I would just like to know if this is the right way of doing a equation like this, if not could someone show where I have gone wrong.

 

[Diffy]

Looks good to me. You can always multiply out your final answer and see if it comes out to your original equation.

 

[Mark44]

Could someone quickly go over my working, as I am not 100% sure I have done it the right way. I will show and explain my working step by step.

$$ at^2-4a + 2t^2-8$$

I first grouped the values: $(at^2-4a) + (2t^2-8)$

I then factorised these equations into: $a(t^2-4a) + 2(t^2-4)$

You have an error (maybe a typo) above. The first term should be a(t² - 4).

I then regrouped: $(a+2) (t^2-4)$

This is the part I am not sure is right, I the thought to factor more I could change the $4$ to $2^2$ which would give $(t^2-2^2)$ which gave me the difference of two squares; right?

I then got the final answer of: $(a+2)(t-2)(t+2)$.
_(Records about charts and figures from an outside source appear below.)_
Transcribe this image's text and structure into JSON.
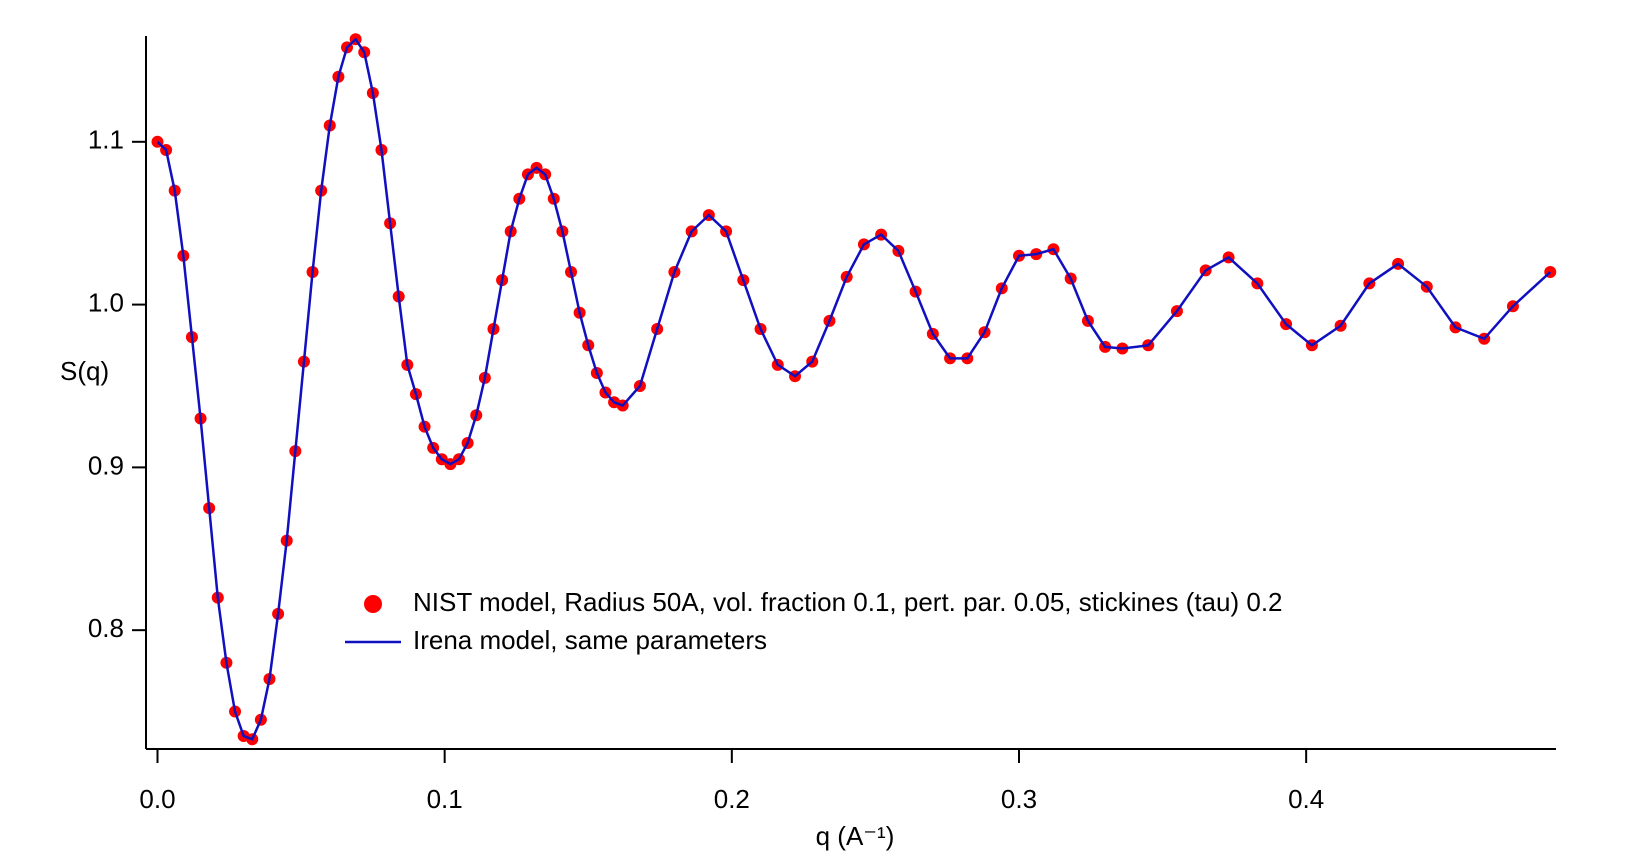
{
  "chart_data": {
    "type": "scatter",
    "xlabel": "q (A⁻¹)",
    "ylabel": "S(q)",
    "x": [
      0,
      0.003,
      0.006,
      0.009,
      0.012,
      0.015,
      0.018,
      0.021,
      0.024,
      0.027,
      0.03,
      0.033,
      0.036,
      0.039,
      0.042,
      0.045,
      0.048,
      0.051,
      0.054,
      0.057,
      0.06,
      0.063,
      0.066,
      0.069,
      0.072,
      0.075,
      0.078,
      0.081,
      0.084,
      0.087,
      0.09,
      0.093,
      0.096,
      0.099,
      0.102,
      0.105,
      0.108,
      0.111,
      0.114,
      0.117,
      0.12,
      0.123,
      0.126,
      0.129,
      0.132,
      0.135,
      0.138,
      0.141,
      0.144,
      0.147,
      0.15,
      0.153,
      0.156,
      0.159,
      0.162,
      0.168,
      0.174,
      0.18,
      0.186,
      0.192,
      0.198,
      0.204,
      0.21,
      0.216,
      0.222,
      0.228,
      0.234,
      0.24,
      0.246,
      0.252,
      0.258,
      0.264,
      0.27,
      0.276,
      0.282,
      0.288,
      0.294,
      0.3,
      0.306,
      0.312,
      0.318,
      0.324,
      0.33,
      0.336,
      0.345,
      0.355,
      0.365,
      0.373,
      0.383,
      0.393,
      0.402,
      0.412,
      0.422,
      0.432,
      0.442,
      0.452,
      0.462,
      0.472,
      0.485
    ],
    "series": [
      {
        "name": "NIST model, Radius 50A, vol. fraction 0.1, pert. par. 0.05, stickines (tau) 0.2",
        "color": "#ff0000",
        "mode": "markers",
        "values": [
          1.1,
          1.095,
          1.07,
          1.03,
          0.98,
          0.93,
          0.875,
          0.82,
          0.78,
          0.75,
          0.735,
          0.733,
          0.745,
          0.77,
          0.81,
          0.855,
          0.91,
          0.965,
          1.02,
          1.07,
          1.11,
          1.14,
          1.158,
          1.163,
          1.155,
          1.13,
          1.095,
          1.05,
          1.005,
          0.963,
          0.945,
          0.925,
          0.912,
          0.905,
          0.902,
          0.905,
          0.915,
          0.932,
          0.955,
          0.985,
          1.015,
          1.045,
          1.065,
          1.08,
          1.084,
          1.08,
          1.065,
          1.045,
          1.02,
          0.995,
          0.975,
          0.958,
          0.946,
          0.94,
          0.938,
          0.95,
          0.985,
          1.02,
          1.045,
          1.055,
          1.045,
          1.015,
          0.985,
          0.963,
          0.956,
          0.965,
          0.99,
          1.017,
          1.037,
          1.043,
          1.033,
          1.008,
          0.982,
          0.967,
          0.967,
          0.983,
          1.01,
          1.03,
          1.031,
          1.034,
          1.016,
          0.99,
          0.974,
          0.973,
          0.975,
          0.996,
          1.021,
          1.029,
          1.013,
          0.988,
          0.975,
          0.987,
          1.013,
          1.025,
          1.011,
          0.986,
          0.979,
          0.999,
          1.02
        ]
      },
      {
        "name": "Irena model, same parameters",
        "color": "#1010c0",
        "mode": "lines",
        "values": [
          1.1,
          1.095,
          1.07,
          1.03,
          0.98,
          0.93,
          0.875,
          0.82,
          0.78,
          0.75,
          0.735,
          0.733,
          0.745,
          0.77,
          0.81,
          0.855,
          0.91,
          0.965,
          1.02,
          1.07,
          1.11,
          1.14,
          1.158,
          1.163,
          1.155,
          1.13,
          1.095,
          1.05,
          1.005,
          0.963,
          0.945,
          0.925,
          0.912,
          0.905,
          0.902,
          0.905,
          0.915,
          0.932,
          0.955,
          0.985,
          1.015,
          1.045,
          1.065,
          1.08,
          1.084,
          1.08,
          1.065,
          1.045,
          1.02,
          0.995,
          0.975,
          0.958,
          0.946,
          0.94,
          0.938,
          0.95,
          0.985,
          1.02,
          1.045,
          1.055,
          1.045,
          1.015,
          0.985,
          0.963,
          0.956,
          0.965,
          0.99,
          1.017,
          1.037,
          1.043,
          1.033,
          1.008,
          0.982,
          0.967,
          0.967,
          0.983,
          1.01,
          1.03,
          1.031,
          1.034,
          1.016,
          0.99,
          0.974,
          0.973,
          0.975,
          0.996,
          1.021,
          1.029,
          1.013,
          0.988,
          0.975,
          0.987,
          1.013,
          1.025,
          1.011,
          0.986,
          0.979,
          0.999,
          1.02
        ]
      }
    ],
    "xlim": [
      -0.004,
      0.487
    ],
    "ylim": [
      0.727,
      1.165
    ],
    "xticks": [
      {
        "value": 0,
        "label": "0.0"
      },
      0.1,
      0.2,
      0.3,
      0.4
    ],
    "yticks": [
      0.8,
      0.9,
      {
        "value": 1,
        "label": "1.0"
      },
      1.1
    ],
    "grid": false,
    "legend": "lower-right"
  }
}
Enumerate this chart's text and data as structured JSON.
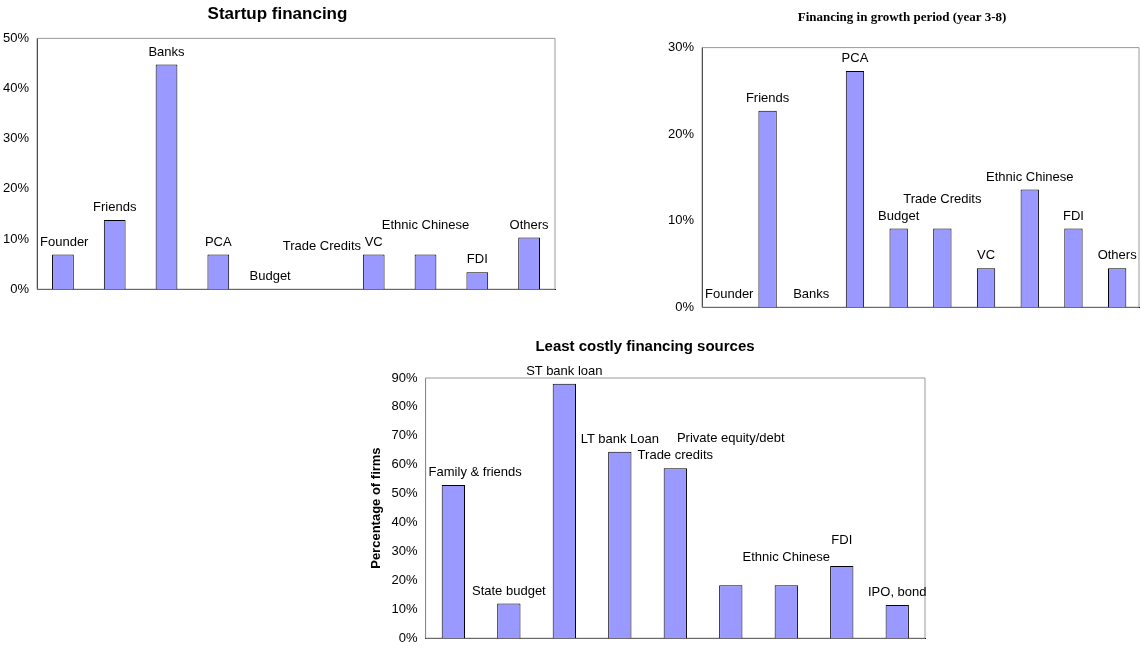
{
  "chart_data": [
    {
      "type": "bar",
      "title": "Startup financing",
      "categories": [
        "Founder",
        "Friends",
        "Banks",
        "PCA",
        "Budget",
        "Trade Credits",
        "VC",
        "Ethnic Chinese",
        "FDI",
        "Others"
      ],
      "values": [
        6.9,
        13.8,
        44.8,
        6.9,
        0,
        0,
        6.9,
        6.9,
        3.4,
        10.3
      ],
      "color": "#9999ff",
      "ylim": [
        0,
        50
      ],
      "yticks": [
        {
          "value": 0,
          "label": "0%"
        },
        {
          "value": 10,
          "label": "10%"
        },
        {
          "value": 20,
          "label": "20%"
        },
        {
          "value": 30,
          "label": "30%"
        },
        {
          "value": 40,
          "label": "40%"
        },
        {
          "value": 50,
          "label": "50%"
        }
      ],
      "grid": false,
      "legend": false,
      "tick_labels": "y"
    },
    {
      "type": "bar",
      "title": "Financing in growth period (year 3-8)",
      "categories": [
        "Founder",
        "Friends",
        "Banks",
        "PCA",
        "Budget",
        "Trade Credits",
        "VC",
        "Ethnic Chinese",
        "FDI",
        "Others"
      ],
      "values": [
        0,
        22.7,
        0,
        27.3,
        9.1,
        9.1,
        4.5,
        13.6,
        9.1,
        4.5
      ],
      "color": "#9999ff",
      "ylim": [
        0,
        30
      ],
      "yticks": [
        {
          "value": 0,
          "label": "0%"
        },
        {
          "value": 10,
          "label": "10%"
        },
        {
          "value": 20,
          "label": "20%"
        },
        {
          "value": 30,
          "label": "30%"
        }
      ],
      "grid": false,
      "legend": false,
      "tick_labels": "y"
    },
    {
      "type": "bar",
      "title": "Least costly financing sources",
      "ylabel": "Percentage of firms",
      "categories": [
        "Family & friends",
        "State budget",
        "ST bank loan",
        "LT bank Loan",
        "Trade credits",
        "Private equity/debt",
        "Ethnic Chinese",
        "FDI",
        "IPO, bond"
      ],
      "values": [
        53,
        12,
        88,
        64.5,
        58.8,
        18.3,
        18.3,
        25,
        11.5
      ],
      "color": "#9999ff",
      "ylim": [
        0,
        90
      ],
      "yticks": [
        {
          "value": 0,
          "label": "0%"
        },
        {
          "value": 10,
          "label": "10%"
        },
        {
          "value": 20,
          "label": "20%"
        },
        {
          "value": 30,
          "label": "30%"
        },
        {
          "value": 40,
          "label": "40%"
        },
        {
          "value": 50,
          "label": "50%"
        },
        {
          "value": 60,
          "label": "60%"
        },
        {
          "value": 70,
          "label": "70%"
        },
        {
          "value": 80,
          "label": "80%"
        },
        {
          "value": 90,
          "label": "90%"
        }
      ],
      "grid": false,
      "legend": false,
      "tick_labels": "y"
    }
  ]
}
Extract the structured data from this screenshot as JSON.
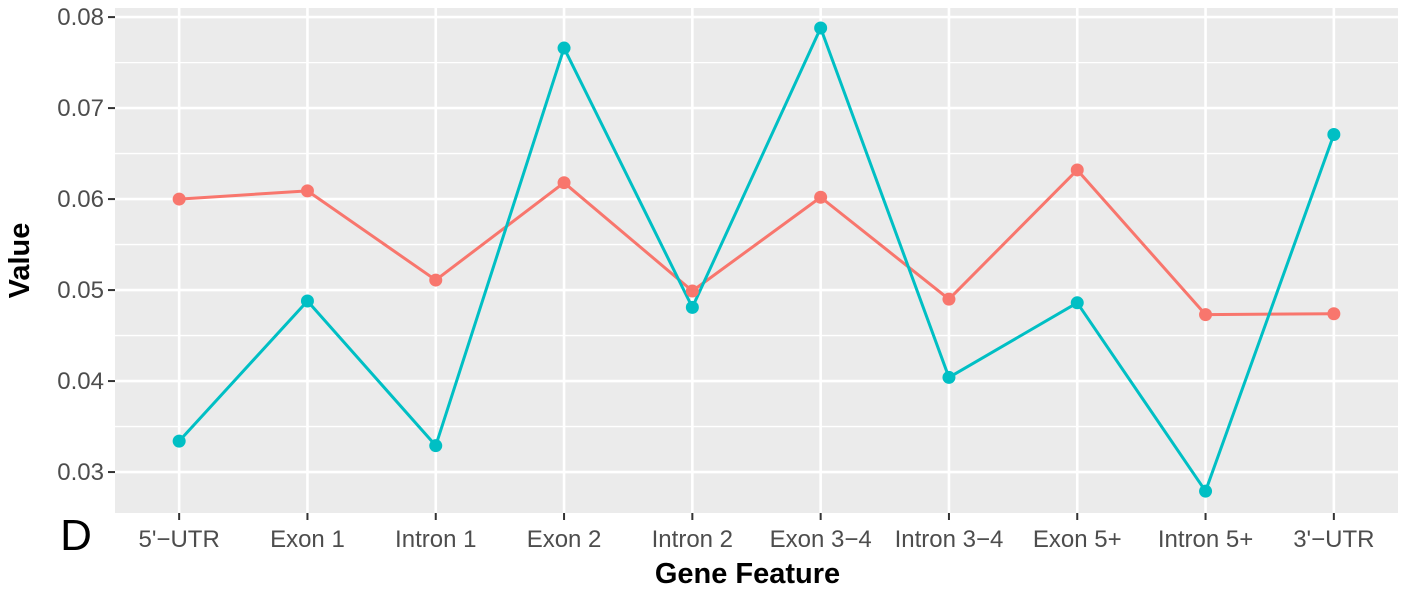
{
  "chart_data": {
    "type": "line",
    "title": "",
    "panel_label": "D",
    "xlabel": "Gene Feature",
    "ylabel": "Value",
    "categories": [
      "5'−UTR",
      "Exon 1",
      "Intron 1",
      "Exon 2",
      "Intron 2",
      "Exon 3−4",
      "Intron 3−4",
      "Exon 5+",
      "Intron 5+",
      "3'−UTR"
    ],
    "ylim": [
      0.0255,
      0.081
    ],
    "yticks": [
      0.03,
      0.04,
      0.05,
      0.06,
      0.07,
      0.08
    ],
    "ytick_labels": [
      "0.03",
      "0.04",
      "0.05",
      "0.06",
      "0.07",
      "0.08"
    ],
    "grid": true,
    "legend": "none",
    "series": [
      {
        "color": "#f8766d",
        "values": [
          0.06,
          0.0609,
          0.0511,
          0.0618,
          0.0499,
          0.0602,
          0.049,
          0.0632,
          0.0473,
          0.0474
        ]
      },
      {
        "color": "#00bfc4",
        "values": [
          0.0334,
          0.0488,
          0.0329,
          0.0766,
          0.0481,
          0.0788,
          0.0404,
          0.0486,
          0.0279,
          0.0671
        ]
      }
    ],
    "panel_background": "#ebebeb",
    "grid_color": "#ffffff"
  }
}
I would just like to know if this is the right way of doing a equation like this, if not could someone show where I have gone wrong.

 

[Taylor_1989]

Yeah it was a typo, my bad.

 

[CellCoree]

I would suggest double-checking your work and making sure you fully understand the concept of factoring polynomials before relying on someone else's verification. However, based on your explanation, your approach seems correct. You correctly grouped the terms and factored out the common factors. Your next step of changing 4 to 2^2 is also a valid method for factoring the difference of squares. Your final answer of (a+2)(t-2)(t+2) also looks correct.